• Difficulty Easy
  • 15 Ingredients



  • 2 cups cooked white basmati rice
  • 2 tblsp olive oil
  • 1 onion, finely chopped
  • 2 cloves garlic, minced
  • pinch salt and pepper
  • 1 bunch kale finely chopped
  • 2 tomatoes, diced
  • 1 cucumber
  • 1/4 cup slivered almonds, toasted
  • parsley
  • squeeze lemon juice
  • 2 tbls dijon mustard
  • 3 tbls red wine vinegar
  • 6 tbls olive oil
  • pinch salt and pepper


  1. Heat the olive oil in a pan add the onions, sprinkle over a pinch of salt and cook on a LOW heat for 8-10 minutes until caramelized.
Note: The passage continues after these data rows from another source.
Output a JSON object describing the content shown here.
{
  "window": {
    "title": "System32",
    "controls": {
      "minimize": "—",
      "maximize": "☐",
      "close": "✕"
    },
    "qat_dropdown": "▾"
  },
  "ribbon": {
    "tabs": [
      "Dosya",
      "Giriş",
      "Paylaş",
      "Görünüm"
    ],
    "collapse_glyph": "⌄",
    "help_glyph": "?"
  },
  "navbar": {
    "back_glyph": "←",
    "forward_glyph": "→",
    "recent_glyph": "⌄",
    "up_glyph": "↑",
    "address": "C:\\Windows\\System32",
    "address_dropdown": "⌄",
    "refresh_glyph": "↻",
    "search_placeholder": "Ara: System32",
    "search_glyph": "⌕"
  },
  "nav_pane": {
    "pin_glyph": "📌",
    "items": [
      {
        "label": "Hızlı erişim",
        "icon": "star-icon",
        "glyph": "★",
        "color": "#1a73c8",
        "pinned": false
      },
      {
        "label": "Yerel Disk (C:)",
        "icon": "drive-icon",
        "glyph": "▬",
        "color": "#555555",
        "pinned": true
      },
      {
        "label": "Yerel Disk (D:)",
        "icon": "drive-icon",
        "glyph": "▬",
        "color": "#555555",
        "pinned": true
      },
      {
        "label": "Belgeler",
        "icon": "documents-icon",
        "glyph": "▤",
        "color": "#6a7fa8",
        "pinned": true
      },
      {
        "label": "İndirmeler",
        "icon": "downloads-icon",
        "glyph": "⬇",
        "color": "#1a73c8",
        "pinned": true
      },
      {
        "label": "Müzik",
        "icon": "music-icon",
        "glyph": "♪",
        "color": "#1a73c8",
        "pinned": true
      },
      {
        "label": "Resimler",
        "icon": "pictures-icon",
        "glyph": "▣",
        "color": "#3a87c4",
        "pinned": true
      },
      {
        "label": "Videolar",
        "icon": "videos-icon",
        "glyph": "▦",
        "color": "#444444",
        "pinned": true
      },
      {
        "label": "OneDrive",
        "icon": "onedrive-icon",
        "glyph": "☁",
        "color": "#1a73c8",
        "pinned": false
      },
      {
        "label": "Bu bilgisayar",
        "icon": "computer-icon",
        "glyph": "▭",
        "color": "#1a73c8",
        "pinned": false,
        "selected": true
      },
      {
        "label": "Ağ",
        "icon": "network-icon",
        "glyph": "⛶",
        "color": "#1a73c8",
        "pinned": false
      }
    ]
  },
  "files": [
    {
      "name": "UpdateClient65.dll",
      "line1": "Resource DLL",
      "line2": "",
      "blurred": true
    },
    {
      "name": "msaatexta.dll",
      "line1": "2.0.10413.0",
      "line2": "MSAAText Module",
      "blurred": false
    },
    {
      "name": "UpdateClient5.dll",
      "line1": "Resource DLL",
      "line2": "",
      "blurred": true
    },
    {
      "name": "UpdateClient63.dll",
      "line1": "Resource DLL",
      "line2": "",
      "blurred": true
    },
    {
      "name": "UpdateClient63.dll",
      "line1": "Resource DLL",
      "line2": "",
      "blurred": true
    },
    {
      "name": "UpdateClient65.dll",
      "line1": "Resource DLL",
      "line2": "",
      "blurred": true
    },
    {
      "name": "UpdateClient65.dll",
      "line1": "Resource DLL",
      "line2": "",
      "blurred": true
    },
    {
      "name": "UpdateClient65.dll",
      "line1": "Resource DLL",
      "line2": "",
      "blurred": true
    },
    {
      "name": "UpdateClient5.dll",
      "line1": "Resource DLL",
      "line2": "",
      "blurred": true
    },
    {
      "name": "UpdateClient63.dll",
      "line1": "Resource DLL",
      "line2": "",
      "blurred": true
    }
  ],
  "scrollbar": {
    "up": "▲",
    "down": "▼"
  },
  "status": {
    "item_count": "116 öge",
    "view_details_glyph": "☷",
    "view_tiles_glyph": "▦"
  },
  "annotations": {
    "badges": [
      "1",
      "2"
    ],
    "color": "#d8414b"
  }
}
  2. Add the garlic and kale and cook for a further 2-3 minutes.
  3. Put the rice in a large bowl, add the cooked onions, garlic and kale. Chop the tomatoes and cucumbers and add them to the mixture together with the toasted almonds.
  4. Dressing: put mustard, vinegar, olive oil, salt and pepper together in a jar, screw the lid on tight and shake well and pour over the rice. Add some chopped parsley, a squeeze of lemon and another sprinkling of salt and pepper if needed.